По сравнению с живописью скульптура — более ограниченная форма искусства. Она выражает взгляд художника на бытие посредством некоторой трактовки человеческой фигуры и ограничена человеческой фигурой. (Тех, кто интересуется выразительными средствами скульптуры, отсылаю к опубликованной в номере The Objectivist за февраль–март 1969 г. статье Мэри Энн Сьюрз «Метафизика в мраморе»[4]).
Скульптура обращается сразу к двум чувствам — зрению и осязанию, но ограничена необходимостью представлять трехмерные формы не такими, какими человек воспринимает их в повседневной жизни: скульптурные формы лишены цвета.
Визуально скульптура предлагает форму как абстракцию; но осязание — чувство, связанное с чем-то конкретным, и оно ограничивает возможности скульптуры конкретными сущностями, из которых одна лишь фигура человека способна нести метафизический смысл. Скульптура, изображающая животное или неодушевленный предмет, способна выразить лишь очень немногое.
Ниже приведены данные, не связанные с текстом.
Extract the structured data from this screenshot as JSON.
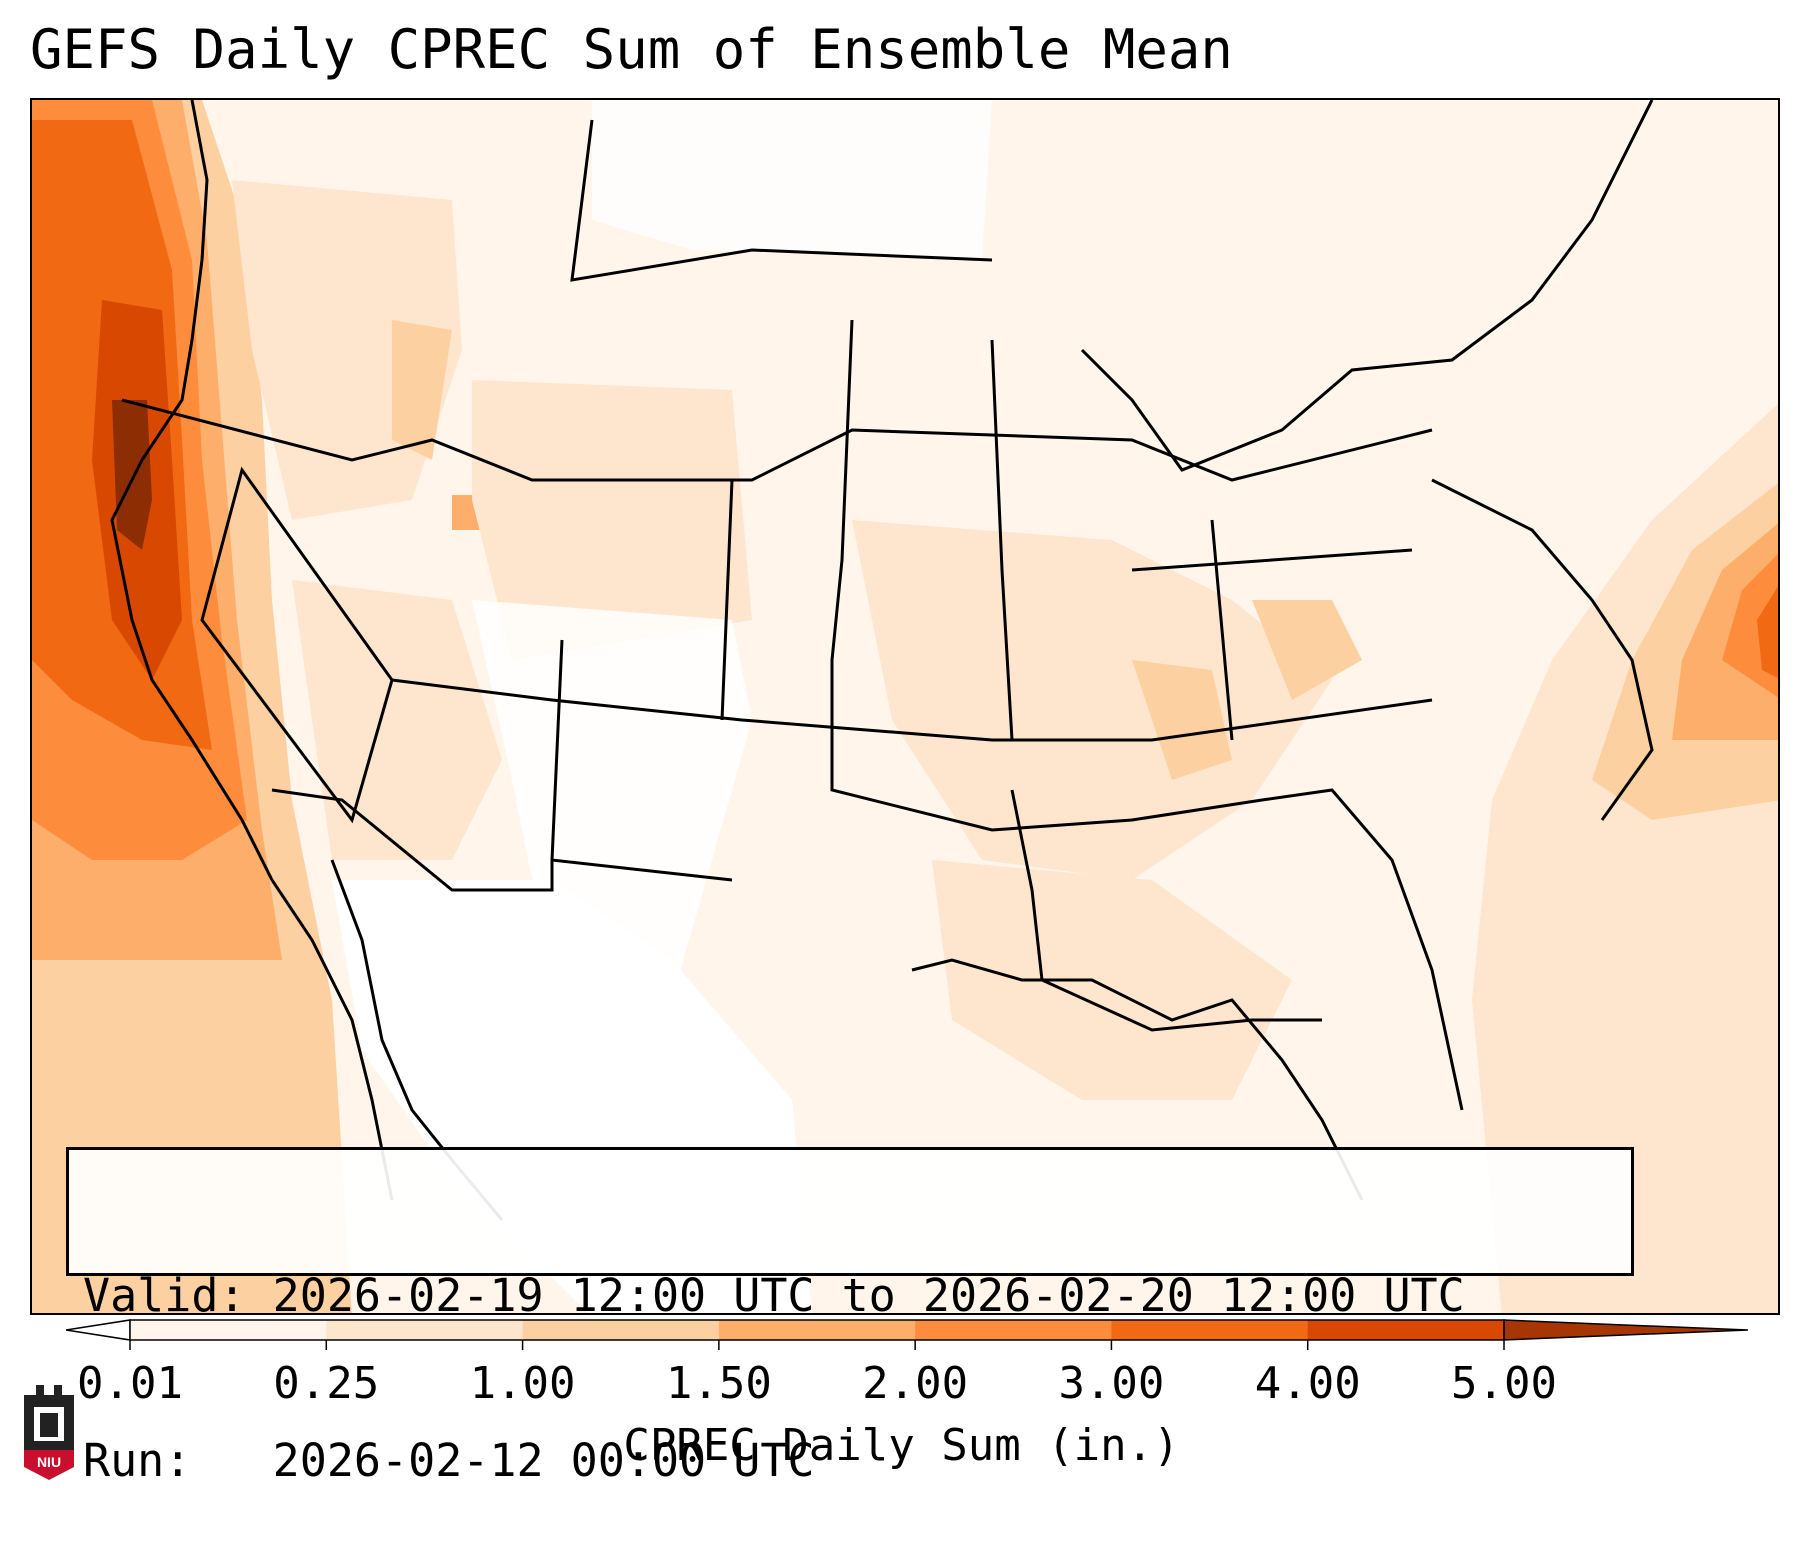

С психоэпистемологической точки зрения именно требования осязания делают важнейшим элементом статуи передачу характера поверхности человеческого тела — фактически это главный признак, отличающий произведения великих скульпторов. Обратите внимание на то, как передана в жестком мраморе нежность, гладкость и мягкая упругость кожи у таких скульптур, как Венера Милосская или «Пьета» Микеланджело.
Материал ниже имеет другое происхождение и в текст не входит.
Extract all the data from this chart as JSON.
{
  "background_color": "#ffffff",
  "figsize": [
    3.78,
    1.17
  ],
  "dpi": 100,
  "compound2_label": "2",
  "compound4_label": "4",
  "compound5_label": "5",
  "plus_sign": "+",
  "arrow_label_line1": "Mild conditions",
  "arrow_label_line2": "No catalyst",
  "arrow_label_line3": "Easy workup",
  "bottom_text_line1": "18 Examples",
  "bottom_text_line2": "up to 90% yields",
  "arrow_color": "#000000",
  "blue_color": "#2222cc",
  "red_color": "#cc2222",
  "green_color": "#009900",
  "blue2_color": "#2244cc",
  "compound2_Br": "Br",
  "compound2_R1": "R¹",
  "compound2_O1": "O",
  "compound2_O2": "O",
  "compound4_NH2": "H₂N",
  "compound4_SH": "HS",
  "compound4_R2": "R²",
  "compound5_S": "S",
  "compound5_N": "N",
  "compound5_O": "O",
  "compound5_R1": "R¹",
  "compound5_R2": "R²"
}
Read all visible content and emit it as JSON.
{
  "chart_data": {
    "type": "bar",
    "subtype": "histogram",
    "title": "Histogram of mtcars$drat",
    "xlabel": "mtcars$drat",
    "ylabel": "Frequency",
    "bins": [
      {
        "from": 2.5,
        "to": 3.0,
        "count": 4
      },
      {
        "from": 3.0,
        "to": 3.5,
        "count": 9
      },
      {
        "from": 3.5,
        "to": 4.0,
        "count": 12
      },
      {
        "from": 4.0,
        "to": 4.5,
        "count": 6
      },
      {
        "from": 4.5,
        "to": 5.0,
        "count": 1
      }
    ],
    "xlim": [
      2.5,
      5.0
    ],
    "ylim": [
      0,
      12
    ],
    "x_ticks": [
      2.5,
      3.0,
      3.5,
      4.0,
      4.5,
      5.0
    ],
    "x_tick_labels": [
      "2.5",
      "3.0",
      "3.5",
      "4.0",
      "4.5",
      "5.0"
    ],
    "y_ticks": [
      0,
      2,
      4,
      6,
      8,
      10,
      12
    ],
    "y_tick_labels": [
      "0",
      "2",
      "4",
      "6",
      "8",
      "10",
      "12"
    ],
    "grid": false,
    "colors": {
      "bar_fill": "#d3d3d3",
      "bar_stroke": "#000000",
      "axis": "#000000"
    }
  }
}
Сказать, что скульптура как искусство почти мертва, — ничего не сказать. Ее расцвет произошел в Древней Греции, цивилизация которой с философской точки зрения была сфокусирована на человеке. Возрождение всегда возможно, но будущее скульптуры очень сильно зависит от будущего архитектуры. Два искусства тесно взаимосвязаны; одна из главных функций статуй — служить архитектурным украшением, и для скульптуры это серьезная проблема.
Я не буду рассматривать здесь архитектуру — думаю, читатель догадывается, к какой своей книге я его отошлю[5].
Переходим, таким образом, к музыке.
Фундаментальное отличие музыки от других искусств заключается в том, что при ее восприятии происходит как бы обратный психоэпистемологический процесс.
Во всех остальных искусствах произведения — физические объекты (то есть объекты, воспринимаемые нашими чувствами, будь то книги или живописные полотна), так что психоэпистемологический процесс идет от восприятия объекта к концептуальному пониманию его смысла, оценке в терминах главных личностных ценностей и соответствующим эмоциям. Общая схема такова: восприятие — концептуальное понимание — оценка — эмоция.